Fonte: Agência O Globo
É como entrar na floresta, pela terra e pelo céu. Se você pensa que esta é mais uma exposição do fotógrafo Sebastião Salgado, engana-se. “Amazônia” — exposta agora em outubro simultaneamente em Paris, Roma e Londres — é um tributo a nossa maior riqueza ambiental. Intocada. É também uma descoberta, jamais vista antes, de montanhas e “rios voadores” amazônicos, duplicados por reflexos.
Na penumbra, 200 fotos, em todas as nuances de preto e branco, nos transportam para uma terra feita de vegetação e água, de nuvens e umidade. Muitas fotos parecem flutuar no espaço, penduradas no teto por fios transparentes. Os sons amazônicos das aves, dos animais, das folhas e dos temporais foram obtidos no Museu de Etnografia de Genebra para inspirar e enriquecer a sinfonia original composta por Jean-Michel Jarre. A trilha da floresta ajuda a transformar “Amazônia” numa experiência quase mística e religiosa. Nos sentimos pequeninos diante da Natureza, exuberante e grandiosa. Não é clichê.
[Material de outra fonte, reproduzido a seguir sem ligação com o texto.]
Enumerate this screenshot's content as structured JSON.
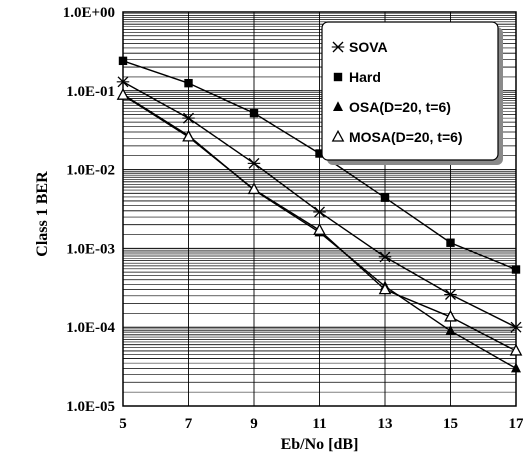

Os fachos de luz que atravessam as nuvens lembram a presença de Deus — até para quem não tem fé.
As imagens foram registradas em quase sete anos de viagens de Salgado, com a ajuda dos helicópteros e aviões do Exército brasileiro. Foram ao todo 48 viagens, do início de 2013 ao fim de 2019. O artista e ambientalista é profundamente grato à ajuda logística dos militares, que aceitaram que ele viajasse nas aeronaves, muitas vezes de porta aberta com suas câmeras e seu equipamento. O Estado-Maior do Exército brasileiro tem a maior presença dentro da Amazônia: 23 quartéis, o que possibilitou essa longa expedição de Salgado.
Em live do Conselho Nacional de Justiça, no mês passado, Salgado apresentou 200 painéis fotográficos da exposição (com reprodução vetada no YouTube) e fez um relato de seu trabalho.
– Pude pela primeira vez apresentar a maior cadeia de montanhas do Brasil, a Imeri. Está situada na Amazônia e os brasileiros não conhecem. A Amazônia não é só a grande planície em que os rios serpenteiam no meio. São os rios aéreos. Essa coisa maravilhosa que garante a umidade em toda a área agrícola do Centro-Oeste e do Sul do Brasil, Uruguai, Paraguai, Argentina. Esses rios voadores levam um volume de água colossal para o planeta inteiro. Não podemos perder a Floresta Amazônica. Ela é generosa, ela doa para todos.
Um dos méritos é a cenografia, a montagem. Quem dá a última palavra é Lélia Salgado, há 57 anos mulher de Tião, como o chama.
— Minha ideia foi reproduzir a harmonia desse lugar muito especial. A Amazônia é linda. Cada museu permite uma montagem diferente. Escolhi a penumbra, deixando só as fotos iluminadas. Criei ocas, longitudinais e uma redonda. Usei paredes vermelho ocre, cor da terra. O resto é pintado de cinza escuro. O teto é preto, para desaparecer. Queríamos exibir a Amazônia intocada, viva. Chamar atenção para a maior reserva de água doce, a importância do oxigênio para o planeta.
No Brasil, a exposição chega em 2022: está prevista para fevereiro, no Sesc em São Paulo, e julho no Museu do Amanhã, no Rio de Janeiro.